The CML agrees with that assessment and is full of praise for this particular Government scheme which encouraged lenders to grant higher loan-to-value mortgages to Britons with a job who could afford the necessary repayments associated with the loans.
“The scheme played a key role in jump starting higher LTV lending at a time when confidence around house price growth – and the economy – was low,” the CML said in a report. “But, as time went on, it has also been important for lenders to operate outside of the scheme, which shows confidence has returned to the market.”
The mortgage guarantee scheme worked by providing a Government guarantee to lenders who offered 95% LTV mortgages. This left participating lenders liable for just 5% of the mortgage if the borrower were to default.
Other signs that confidence and normality returned to the UK’s housing market in the months and quarters leading to the end of June 2016 come in the form of further declines in arrears and repossessions figures.
The number of mortgages in arrears fell again in the second quarter of this year to the lowest level since records began in 1994. At the end of June there were 92,500 mortgages in arrears of at least 2.5% of the balance, down from 95,900 in the first quarter and 13.4% lower than a year ago.

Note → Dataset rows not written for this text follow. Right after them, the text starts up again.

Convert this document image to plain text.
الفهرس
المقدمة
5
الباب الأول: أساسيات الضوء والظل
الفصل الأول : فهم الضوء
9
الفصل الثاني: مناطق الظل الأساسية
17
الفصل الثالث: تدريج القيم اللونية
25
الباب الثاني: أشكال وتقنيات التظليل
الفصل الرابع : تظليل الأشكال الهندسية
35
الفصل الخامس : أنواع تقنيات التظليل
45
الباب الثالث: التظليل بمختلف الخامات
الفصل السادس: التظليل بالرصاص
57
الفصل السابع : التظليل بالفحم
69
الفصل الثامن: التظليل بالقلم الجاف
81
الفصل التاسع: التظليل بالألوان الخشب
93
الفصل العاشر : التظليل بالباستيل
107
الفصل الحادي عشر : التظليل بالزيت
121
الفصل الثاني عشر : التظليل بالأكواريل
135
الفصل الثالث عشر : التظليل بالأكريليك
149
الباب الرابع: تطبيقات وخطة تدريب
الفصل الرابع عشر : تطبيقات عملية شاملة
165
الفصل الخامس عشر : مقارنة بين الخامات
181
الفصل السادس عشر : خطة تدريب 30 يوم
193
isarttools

Residential property repossession rates, meanwhile, fell to 1,900 between April and June down from 2,100 repossessions in the second quarter.
“The mortgage arrears and property repossessions data underscore that despite the high level of average prices, the UK’s residential property market was running well in the lead up to the referendum,” said Lawsons and Daughters. “That suggests it was well-placed to weather any problems or loss of confidence in the second half of the year.”